The best way to look at this situation is to think of broadband coverage as part of the overall infrastructure needs in specific areas of the state or across the country. In order to maintain forward progress in rural development efforts, the idea of good roads and solid transportation venues is never in doubt.

Broadband coverage however, should be looked at no differently when recognizing its value to the rural development picture.

From a business prospective, I could not operate my family market nearly as efficiently without adequate broadband connectivity. Most of the local farm markets across the state have made an effort to accommodate their customers as more and more of them use credit and debit cards to make purchases. We must have that optimum connectivity in order to make those transactions safely and efficiently.

Many of our producers also rely on the internet to make sales in other parts of the state, the country and even around the world. As technology has advance to allow us this opportunity, the need for adequate broadband coverage becomes a necessity not a luxury.

From a crop production perspective, it’s important to realize how valuable advanced technology is to producers throughout the growing season. The dependence on organized data collected from the use of GPS mapping in precision agriculture and yield monitoring devices, for instance, has grown to the point we really can’t do without that technology. Sufficient broadband coverage is critical to collect, analyze and disseminate this information in an efficient manner.

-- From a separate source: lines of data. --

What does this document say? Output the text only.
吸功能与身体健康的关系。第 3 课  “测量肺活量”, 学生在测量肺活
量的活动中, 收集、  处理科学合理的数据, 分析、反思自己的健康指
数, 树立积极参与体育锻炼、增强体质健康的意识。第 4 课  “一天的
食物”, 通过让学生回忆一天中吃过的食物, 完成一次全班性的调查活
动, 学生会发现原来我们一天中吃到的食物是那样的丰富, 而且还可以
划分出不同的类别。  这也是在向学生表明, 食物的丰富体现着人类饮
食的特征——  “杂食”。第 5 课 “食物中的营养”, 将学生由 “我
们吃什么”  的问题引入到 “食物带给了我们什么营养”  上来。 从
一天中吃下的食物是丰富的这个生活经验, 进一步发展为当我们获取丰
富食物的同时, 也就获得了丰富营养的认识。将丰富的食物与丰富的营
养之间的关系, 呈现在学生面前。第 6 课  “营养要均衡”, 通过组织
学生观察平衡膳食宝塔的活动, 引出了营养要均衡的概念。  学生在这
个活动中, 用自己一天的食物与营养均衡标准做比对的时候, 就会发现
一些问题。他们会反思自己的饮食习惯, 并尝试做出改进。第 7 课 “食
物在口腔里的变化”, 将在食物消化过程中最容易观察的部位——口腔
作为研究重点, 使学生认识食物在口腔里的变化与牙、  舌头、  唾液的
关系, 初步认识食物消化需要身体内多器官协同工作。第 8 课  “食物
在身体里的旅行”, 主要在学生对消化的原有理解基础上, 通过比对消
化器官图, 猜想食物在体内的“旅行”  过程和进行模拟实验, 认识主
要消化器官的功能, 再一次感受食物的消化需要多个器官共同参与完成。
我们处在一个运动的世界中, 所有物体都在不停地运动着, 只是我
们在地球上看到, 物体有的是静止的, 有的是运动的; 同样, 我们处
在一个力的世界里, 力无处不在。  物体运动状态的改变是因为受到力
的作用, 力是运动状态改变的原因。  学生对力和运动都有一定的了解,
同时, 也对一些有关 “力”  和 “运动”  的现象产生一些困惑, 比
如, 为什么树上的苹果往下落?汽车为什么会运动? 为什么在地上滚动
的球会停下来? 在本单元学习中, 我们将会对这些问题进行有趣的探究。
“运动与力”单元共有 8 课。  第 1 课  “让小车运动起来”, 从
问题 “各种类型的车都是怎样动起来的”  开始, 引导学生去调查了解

While it may sound simple, gaining dependable broadband service isn’t always easy to supply in rural areas. The availability of fast, reliable broadband has been elusive in some of Kentucky’s farm communities. There have been several efforts to improve availability and we need these initiatives to keep up with demand. 

But any lapse in this much needed accessibility is not just an inconvenience for individuals wanting to utilize the internet, but to all small businesses in rural areas that depend on adequate connectivity to operate.

The bottom line is this, access to adequate, affordable broadband is not only vital to farm families and rural businesses but for overall economic growth and ultimately quality of life. If we had approached the rural electric system like we are approaching rural broadband, a lot of Kentucky would still be in the dark.